Os Estados Unidos apostam na aliança como um dos pilares de sua política externa, e o Brasil deve ser um dos membros fundadores do órgão.
A cooperação na ofensiva contra discriminação religiosa no mundo é considerada ponto-chave da parceria estratégica entre os dois países. A iniciativa visa a defender todas as religiões, mas o tema foi abraçado especialmente por evangélicos e católicos mais atuantes.
“Estamos totalmente de acordo com o conceito e com o esforço de promover a liberdade religiosa para todas as religiões ao redor do mundo”, disse à Folha o ministro das Relações Exteriores, Ernesto Araújo, que se reuniu nesta quarta-feira (11) com Sam Brownback, embaixador dos EUA para Liberdade Religiosa.
Os Estados Unidos realizaram sua segunda reunião sobre o tema em julho, com presença de Damares Alves, titular do Ministério da Mulher, Família e Direitos Humanos, e do pastor Sérgio Queiroz, secretário nacional de Proteção Global do ministério.
Em sua participação, Damares disse estar “particularmente apreensiva com a perseguição contra cristãos”, mas mencionou que o Brasil dará atenção especial às religiões de matriz africana.
Participaram do encontro delegações de 106 nações, com representantes de diversas religiões. Países com histórico de perseguição religiosa, como Irã, China e Arábia Saudita, não compareceram, embora outros que também registram altos níveis de restrição, segundo o Pew Research Center, como Israel, Emirados Árabes e Egito, estivessem presentes.
“As pessoas acham que lutar por liberdade religiosa é só luta pelos cristãos, mas isso não é verdade; tratamos de todas as religiões —as de matriz africana são perseguidas na América Latina, muçulmanos na Europa e, no Oriente Médio, o maior alvo são os cristãos”, disse à Folha o secretário Sérgio Queiroz.
“Mas é que, em números totais, a religião mais perseguida do mundo é a cristã.”
Estudo conduzido pelo Pew Research Center e publicado em julho deste ano mostra que os cristãos são o grupo religioso perseguido no maior número de países (143), seguidos por muçulmanos (140) —ambos representam as religiões com o maior número de fiéis.
Segundo Queiroz, os EUA são os grandes defensores da liberdade de discutir a fé em contexto político. “Lá, existe uma resistência grande de setores religiosos, que querem levar a religião para a arena pública”, diz.
“O Brasil é um país laico, mas isso não significa que a religião deva ser retirada da esfera pública, que a fé não possa fazer parte do debate.”
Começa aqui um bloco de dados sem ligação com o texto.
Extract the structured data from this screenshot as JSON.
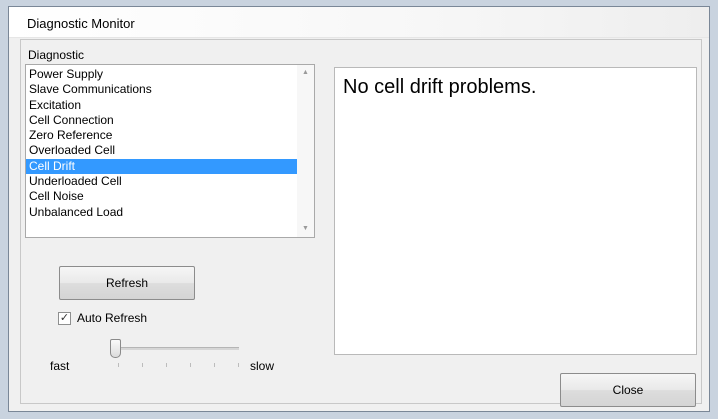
{
  "window": {
    "title": "Diagnostic Monitor"
  },
  "diagnostic": {
    "label": "Diagnostic",
    "items": [
      {
        "label": "Power Supply",
        "selected": false
      },
      {
        "label": "Slave Communications",
        "selected": false
      },
      {
        "label": "Excitation",
        "selected": false
      },
      {
        "label": "Cell Connection",
        "selected": false
      },
      {
        "label": "Zero Reference",
        "selected": false
      },
      {
        "label": "Overloaded Cell",
        "selected": false
      },
      {
        "label": "Cell Drift",
        "selected": true
      },
      {
        "label": "Underloaded Cell",
        "selected": false
      },
      {
        "label": "Cell Noise",
        "selected": false
      },
      {
        "label": "Unbalanced Load",
        "selected": false
      }
    ]
  },
  "message": {
    "text": "No cell drift problems."
  },
  "controls": {
    "refresh_label": "Refresh",
    "auto_refresh_label": "Auto Refresh",
    "auto_refresh_checked": true,
    "slider": {
      "min_label": "fast",
      "max_label": "slow",
      "value": 0
    },
    "close_label": "Close"
  },
  "colors": {
    "selection": "#3399ff"
  }
}
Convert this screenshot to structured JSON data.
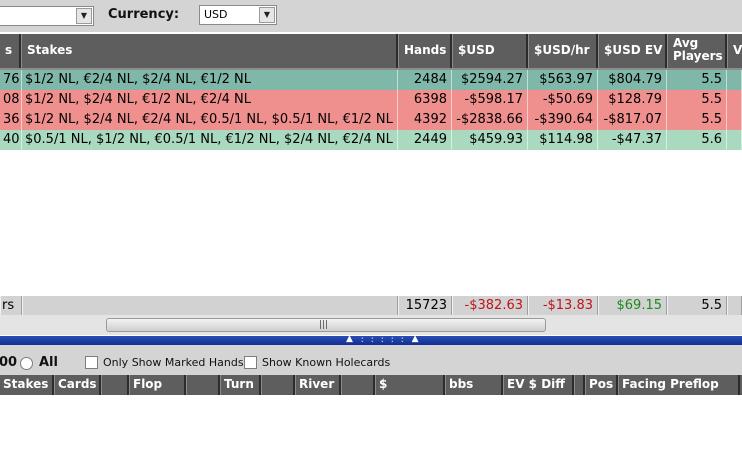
{
  "filter_bar": {
    "dropdown1_value": "",
    "currency_label": "Currency:",
    "currency_value": "USD"
  },
  "columns": {
    "c0": "s",
    "stakes": "Stakes",
    "hands": "Hands",
    "usd": "$USD",
    "usd_hr": "$USD/hr",
    "usd_ev": "$USD EV",
    "avg_players": "Avg Players",
    "last": "V"
  },
  "rows": [
    {
      "c0": "76",
      "stakes": "$1/2 NL, €2/4 NL, $2/4 NL, €1/2 NL",
      "hands": "2484",
      "usd": "$2594.27",
      "usd_hr": "$563.97",
      "usd_ev": "$804.79",
      "avg_players": "5.5",
      "color": "#7fb7a8"
    },
    {
      "c0": "08",
      "stakes": "$1/2 NL, $2/4 NL, €1/2 NL, €2/4 NL",
      "hands": "6398",
      "usd": "-$598.17",
      "usd_hr": "-$50.69",
      "usd_ev": "$128.79",
      "avg_players": "5.5",
      "color": "#f0908e"
    },
    {
      "c0": "36",
      "stakes": "$1/2 NL, $2/4 NL, €2/4 NL, €0.5/1 NL, $0.5/1 NL, €1/2 NL",
      "hands": "4392",
      "usd": "-$2838.66",
      "usd_hr": "-$390.64",
      "usd_ev": "-$817.07",
      "avg_players": "5.5",
      "color": "#f0908e"
    },
    {
      "c0": "40",
      "stakes": "$0.5/1 NL, $1/2 NL, €0.5/1 NL, €1/2 NL, $2/4 NL, €2/4 NL",
      "hands": "2449",
      "usd": "$459.93",
      "usd_hr": "$114.98",
      "usd_ev": "-$47.37",
      "avg_players": "5.6",
      "color": "#a9d9bf"
    }
  ],
  "totals": {
    "c0": "rs",
    "hands": "15723",
    "usd": "-$382.63",
    "usd_hr": "-$13.83",
    "usd_ev": "$69.15",
    "avg_players": "5.5",
    "neg_color": "#c0141c",
    "pos_color": "#1c8a1c"
  },
  "lower_filter": {
    "partial_value": "00",
    "all_label": "All",
    "only_marked_label": "Only Show Marked Hands",
    "known_holecards_label": "Show Known Holecards"
  },
  "lower_columns": {
    "stakes": "Stakes",
    "cards": "Cards",
    "flop": "Flop",
    "turn": "Turn",
    "river": "River",
    "dollar": "$",
    "bbs": "bbs",
    "ev_diff": "EV $ Diff",
    "pos": "Pos",
    "facing_preflop": "Facing Preflop"
  }
}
A ONU comemorou em 22 de agosto o primeiro dia mundial das vítimas de atos de violência por causa de religião ou crença, celebração proposta pela Polônia, com apoio dos Estados Unidos e do Brasil.
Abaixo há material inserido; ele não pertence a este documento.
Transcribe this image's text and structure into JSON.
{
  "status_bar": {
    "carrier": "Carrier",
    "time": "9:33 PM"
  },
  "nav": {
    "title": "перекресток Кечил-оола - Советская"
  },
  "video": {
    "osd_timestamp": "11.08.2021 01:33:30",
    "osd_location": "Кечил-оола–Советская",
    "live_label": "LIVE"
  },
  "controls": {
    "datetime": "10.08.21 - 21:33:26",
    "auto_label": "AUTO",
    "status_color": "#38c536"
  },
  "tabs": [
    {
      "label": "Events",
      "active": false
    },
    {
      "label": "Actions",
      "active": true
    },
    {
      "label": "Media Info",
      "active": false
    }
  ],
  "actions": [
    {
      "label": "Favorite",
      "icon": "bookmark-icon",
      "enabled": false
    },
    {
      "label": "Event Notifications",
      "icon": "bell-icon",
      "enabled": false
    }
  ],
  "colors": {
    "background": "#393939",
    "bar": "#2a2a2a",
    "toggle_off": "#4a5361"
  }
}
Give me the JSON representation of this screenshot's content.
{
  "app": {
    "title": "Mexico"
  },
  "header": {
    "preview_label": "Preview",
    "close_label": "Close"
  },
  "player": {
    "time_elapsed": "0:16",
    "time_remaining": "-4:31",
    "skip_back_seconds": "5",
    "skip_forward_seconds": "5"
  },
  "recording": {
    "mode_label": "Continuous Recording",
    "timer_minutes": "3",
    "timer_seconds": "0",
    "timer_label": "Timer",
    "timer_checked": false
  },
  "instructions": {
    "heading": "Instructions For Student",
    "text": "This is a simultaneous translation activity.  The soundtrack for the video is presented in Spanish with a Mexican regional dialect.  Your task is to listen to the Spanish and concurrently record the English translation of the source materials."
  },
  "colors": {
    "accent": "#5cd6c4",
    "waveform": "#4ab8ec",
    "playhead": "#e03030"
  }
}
Na ocasião, o diplomata Nestor Forster, atual encarregado de negócios na embaixada do Brasil em Washington, fez um discurso ressaltando a presença da liberdade religiosa na base das políticas públicas do governo Bolsonaro.
Ele afirmou que o chanceler brasileiro tem expressado preocupação com a perseguição dos cristãos brasileiros, tanto evangélicos quanto católicos.
Em julho, na época da reunião ministerial, Ernesto publicou um texto em seu blog criticando supostos ataques da esquerda contra a religião.
“O projeto da esquerda em sua atual metamorfose pretende destruir a família, apagar a religião e controlar a linguagem ao ponto de reduzi-la ao balbucio de frases feitas”, escreveu.
Países com governos alinhados a Trump, como a Colômbia e a Polônia, são grandes entusiastas da aliança encampada pelo secretário de Estado Mike Pompeo, que é evangélico. O apoio do Brasil reforçaria a proposta americana.
“A Colômbia vai sediar nesta primavera uma reunião para as Américas. Seria muito bem-vindo se o Brasil também se oferecesse para sediar uma reunião”, disse à Folha Knox Thames, conselheiro especial do Departamento de Estado para Minorias Religiosas.
“O Brasil é uma voz importante e tem relacionamentos com países como o Irã”, disse Thames. “Poderia pressionar pela libertação de prisioneiros cristãos e bahai no Irã, exortando o país a fazer reformas.”
O tema da liberdade religiosa também tem sido usado pelos EUA como uma arma em sua guerra fria contra a China.
Pompeo chegou a afirmar que a China era “a mancha do século” em relação a violência contra religião, citando a repressão do governo chinês à minoria muçulmana uigur, a cristãos e a budistas tibetanos.
A religião também entra na guerra comercial entre os dois países —sanções e embargos já foram aplicados contra empresas de tecnologia chinesas como Dahua e Hikvision por participarem no programa de vigilância de uigures.
O Irã também foi alvo. Milícias apoiadas pelo país, acusadas de violência contra cristãos e yazidis no Iraque, receberam sanções, assim como militares em Mianmar envolvidos nos ataques contra a minoria muçulmana rohingya.
“Na teoria, a aliança para liberdade religiosa é positiva”, diz H.A. Hellyer, pesquisador sênior do Royal United Services Institute e do Carnegie Endowment for International Peace.
“A preocupação é que a defesa da liberdade religiosa seja usada de forma seletiva, e seja fundamentalmente de países ocidentais defendendo comunidades cristãs ao redor do mundo, em vez de realmente liberdade religiosa”.
A aliança anunciada por Pompeo foi comemorada por lideranças evangélicas nos EUA.
Em artigo, Tim Head, diretor da poderosa organização cristã Coalizão da Fé e da Liberdade, afirmou que o embaixador Brownback viaja pelo mundo para defender pessoas perseguidas por sua fé e, “simultaneamente, defender outros interesses americanos, como estabilidade de governo, desenvolvimento econômico e combate ao terrorismo”.
Os evangélicos são base de apoio importante de Donald Trump, que disputa a reeleição, e têm influenciado várias decisões de política externa, como a transferência da embaixada americana para Jerusalém.